Thursday, June 15, 2017

When it began. Letter Home

I'm not really sure how to start this letter.  It is P-Day and I finished emailing you like 3 hours ago or something. Who's counting? I just told you guys to send me a letter so it only seems appropriate that I send you one too, You guys don't even comprehend how much I miss you all! I'm just a boy going off into the big scary world by myself with people I don't know for 2 years. I'm so scared. We had a devotional and a doctor came and gave a 2 hour lesson on how to stay safe and not die from a random disease. There's basically a 100% chance that I will be sick for over a month with some crazy disease from just drinking water, eating food, or from the bugs. Why the heck am I here?! People leave every week. Every week I think to myself, is this my week? Should I go home? and then I remember why I am here. People need ME. They don't need a different missionary, they need Jonothon Richard Garry. I cannot leave and I will not leave. This is going to be the hardest thing I will ever do, but it will also be the best thing I ever do and the thing that makes me the happiest. If I didn't absolutely know that this was the true church of Jesus Christ, I wouldn't be here at all. I love you and miss you but unfortunately you will have to wait the full 2 years to come and see me again. By then, I will no longer be a boy I will be a man. I will be an adult and a leader. I will be fluent in Spanish and able to answer doctrinal questions thrown at me in 2 languages. I am excited for my mission. 2 years is a long time but I'm in it for the long haul. 2 years will end eventually and when it does I won't want to leave at all. I'm excited to get to that point because that is when I will become the best missionary possible. I love you all very much. I pray for you every night. Keep me in your prayers and seriously pray that I can learn this language! It's tough but I can do it. Hasta Luego!!

Monday, June 12, 2017

Week 101 Best 2 Years

Alright, so I guess this is it, and I don't really know how to take it. For the last 2 years this has been my life and now I have to go and change my whole life in a second. It's weird but I know that I did my part for the Lord, and I know that He will do his part for me. It is all about faith.

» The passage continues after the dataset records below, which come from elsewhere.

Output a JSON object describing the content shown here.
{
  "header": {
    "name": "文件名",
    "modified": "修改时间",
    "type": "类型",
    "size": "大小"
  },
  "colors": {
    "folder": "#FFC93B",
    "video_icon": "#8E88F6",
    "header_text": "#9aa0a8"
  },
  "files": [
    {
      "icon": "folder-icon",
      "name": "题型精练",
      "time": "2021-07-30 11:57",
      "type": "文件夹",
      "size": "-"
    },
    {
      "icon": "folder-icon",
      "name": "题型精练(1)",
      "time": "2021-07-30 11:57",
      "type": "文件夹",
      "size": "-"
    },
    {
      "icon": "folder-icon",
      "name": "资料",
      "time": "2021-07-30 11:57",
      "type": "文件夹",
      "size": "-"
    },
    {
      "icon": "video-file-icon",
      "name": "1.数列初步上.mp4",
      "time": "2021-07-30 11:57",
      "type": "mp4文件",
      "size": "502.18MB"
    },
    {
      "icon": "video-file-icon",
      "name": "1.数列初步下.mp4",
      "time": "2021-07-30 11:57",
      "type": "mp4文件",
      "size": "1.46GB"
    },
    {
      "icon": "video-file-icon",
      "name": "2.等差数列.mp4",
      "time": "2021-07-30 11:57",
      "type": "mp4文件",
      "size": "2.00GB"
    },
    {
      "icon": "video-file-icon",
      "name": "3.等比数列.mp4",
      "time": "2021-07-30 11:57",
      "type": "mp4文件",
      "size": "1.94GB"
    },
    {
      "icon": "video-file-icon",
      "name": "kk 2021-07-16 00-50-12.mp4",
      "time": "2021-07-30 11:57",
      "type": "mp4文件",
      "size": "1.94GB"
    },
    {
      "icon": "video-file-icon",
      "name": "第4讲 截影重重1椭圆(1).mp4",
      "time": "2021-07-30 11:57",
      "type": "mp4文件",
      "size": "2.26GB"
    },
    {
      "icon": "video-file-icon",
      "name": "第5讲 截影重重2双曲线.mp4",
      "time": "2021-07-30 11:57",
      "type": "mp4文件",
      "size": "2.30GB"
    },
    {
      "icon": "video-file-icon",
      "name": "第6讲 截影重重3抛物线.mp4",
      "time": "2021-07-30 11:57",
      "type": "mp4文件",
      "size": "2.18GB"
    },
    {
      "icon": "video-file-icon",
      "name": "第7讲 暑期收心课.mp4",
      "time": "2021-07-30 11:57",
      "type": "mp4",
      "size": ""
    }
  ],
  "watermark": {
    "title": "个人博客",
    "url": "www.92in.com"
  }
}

So I guess I will just say the main thing that I have learned in my mission. And I mean there are so many different things to say, I could talk about how the Book of Mormon is true, that Joseph Smith really was a prophet, I could even mention that this is the True Church. all of which are true, but I think what I want to say more than anything, is that I know that my Redeemer really does Live. And I have had the privilege to walk side by side with Him. I realized that every time I was happy, excited, scared, sad, frustrated, or exhausted, there was the Lord with me helping me out. Every night, I would go to bed, my feet would hurt, my back would hurt, I would be so exhausted, so frustrated from the names that people screamed at me through the day, so sad because people didn't want to hear our message, and when I just didn't want to go anymore, I would try to think of the poem that Elder Duncan of the 70 read to us in the MTC saying that Jesus` hands and feet hurt too when he was crucified, that his back hurt too when he had to carry the cross up Calvary. He also heard bad things being yelled at him. and He was also rejected. I would just try to remember that I was in good company and that if He could do it, I could too. I know that He was there for me in the hardest of times. Even Christ didn't want to keep going in the Atonement as his whole body ached as he was suffering for our sins. I would remember that and think, if He can do it, I can do it. He has been my biggest example and my best friend during this crazy mission.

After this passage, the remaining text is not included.